Combating Disinformation in DNS and Beyond
Software Engineering Institute
This presentation was given at FloCon 2023, an annual conference that focuses on applying any and all collected data to defend enterprise networks.
Domain fronting is a common network evasion technique used by privacy tools and malware where the client queries a DNS server for a benign domain name, advertises that domain name in the TLS client hello, and then sets the encrypted HTTP Host field to the target domain which is hosted on the same infrastructure. The client typically performs domain fronting in an attempt to evade DNS-layer enforcement as well as detection based on the TLS server name and TLS certificate information. This presentation reviews domain fronting and related network behaviors including 1) domain faking, where the client sets the TLS server name to a value not hosted by the server or CDN, and 2) residential proxying, where an endpoint can unknowingly receive and forward traffic. These techniques are illustrated with concrete examples, highlighting observable network behaviors along with a set of clients known to use the specified technique.

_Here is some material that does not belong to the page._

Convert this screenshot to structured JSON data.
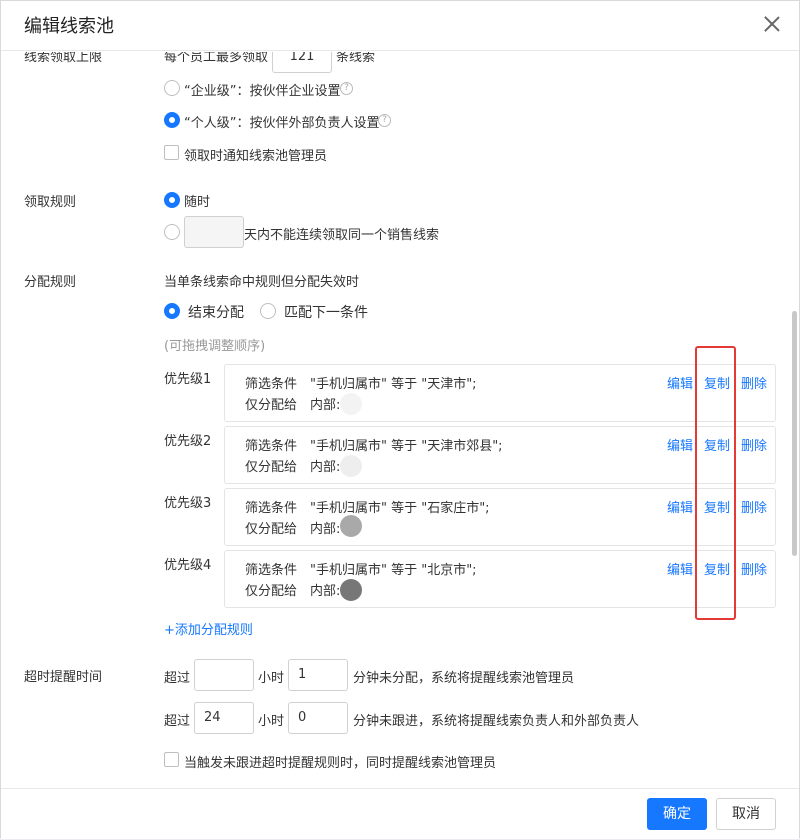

Additionally, we will present a novel measurement study of the domain name disinformation ecosystem including the infrastructure providers and applications that support domain name evasion. Malware sandbox data is used to highlight how prevalent these techniques are and the preferred providers and tools that are most frequently used by malware. Finally, we will show how to detect these techniques. Domain faking and residential proxy detection can be detected with simple rules when large-scale data is available. We will also demonstrate more generic detection mechanisms aimed at domain fronting that leverage straightforward machine learning and large-scale data.
The audience will learn about evasion strategies commonly employed that attempt to erode the value of domain name-based indicators of compromise, including domain fronting, domain faking, and residential proxying. The audience will additionally learn how to identify artifacts of these methods and how to efficiently hunt for occurrences within their own network.